Save Income Tax on interest income from PPF account for your Spouse
The Public Provident Fund (PPF) is one of the most common long-term investment options for investors with a low risk tolerance. This investment provides the investor with not only a guaranteed return, but also income tax exemption on investments up to Rs 1.5 lakh in a given financial year. But what about investors who have used up their 1.5 lakh PPF investment limit but still have money to invest? If the investor is married, opening a PPF account in the name of one’s spouse may be a good choice, according to tax and investment experts.
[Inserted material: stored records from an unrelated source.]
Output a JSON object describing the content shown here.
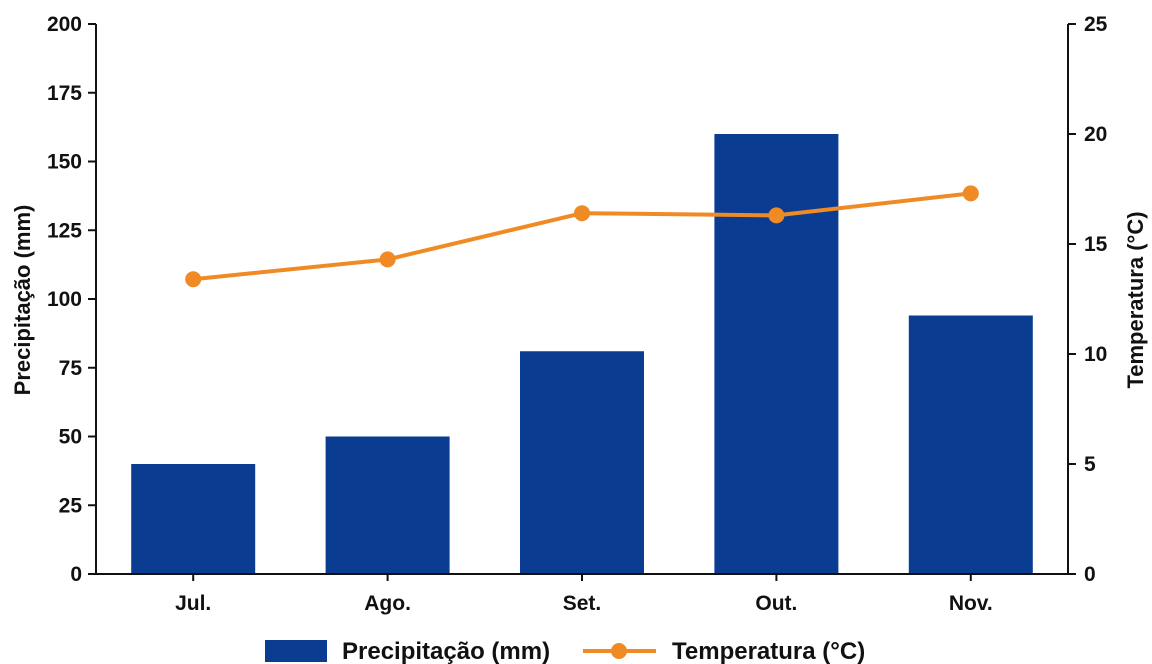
{
  "chart_data": {
    "type": "bar",
    "categories": [
      "Jul.",
      "Ago.",
      "Set.",
      "Out.",
      "Nov."
    ],
    "series": [
      {
        "name": "Precipitação (mm)",
        "type": "bar",
        "axis": "left",
        "color": "#0a3d91",
        "values": [
          40,
          50,
          81,
          160,
          94
        ]
      },
      {
        "name": "Temperatura (°C)",
        "type": "line",
        "axis": "right",
        "color": "#f08a24",
        "values": [
          13.4,
          14.3,
          16.4,
          16.3,
          17.3
        ]
      }
    ],
    "title": "",
    "xlabel": "",
    "ylabel": "Precipitação (mm)",
    "y2label": "Temperatura (°C)",
    "ylim": [
      0,
      200
    ],
    "y2lim": [
      0,
      25
    ],
    "yticks": [
      0,
      25,
      50,
      75,
      100,
      125,
      150,
      175,
      200
    ],
    "y2ticks": [
      0,
      5,
      10,
      15,
      20,
      25
    ],
    "grid": false,
    "legend_position": "bottom"
  }
}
According to experts, opening a PPF account in the name of a partner allows an investor to double their PPF investment limit, although the income tax exemption limit remains at Rs 1.5 lakh.
Speaking on how PPF account in the name of spouse helps an investor double one’s PPF interest income; an expert said, “If an investor has zero risk appetite and it has exhausted its PPF investment limit of Rs 1.5 lakh per annum. It is preferable to open a PPF account in your spouse’s name. As the source of investment in both accounts is the investor himself, the earning person would not be able to seek an income tax exemption in excess of Rs 1.5 lakh. However, PPF has certain additional benefits, such as income tax exemption on PPF interest and maturity amounts. The investor would be able to double his or her investment limit from 1.5 lakh to 3 lakh by opening a PPF account in the name of his or her spouse, and will benefit from income tax exemption on PPF interest received and PPF maturity sum in both PPF accounts.”
On how income tax laws benefit investors who open PPF accounts in their own names and in the names of their spouses; said an expert, “After investing in a spouse’s PPF account, the husband’s source of income remains the same, and therefore its income is added to the husband’s.” However, since PPF interest is tax-free, interest paid in a spouse’s PPF account is not included in the husband’s net income. Similarly, the husband receives an income tax gain on the PPF maturity balance that has accrued in his wife’s PPF account.
Another Expert said, PPF investment is limited at 1.5 lakh per financial year under Section 80C of the Income Tax Act, so if the husband’s limit is reached, he will lose the income tax gain on his PPF investment. Otherwise, the husband would receive all of the same benefits from his wife’s PPF account as he does from his own.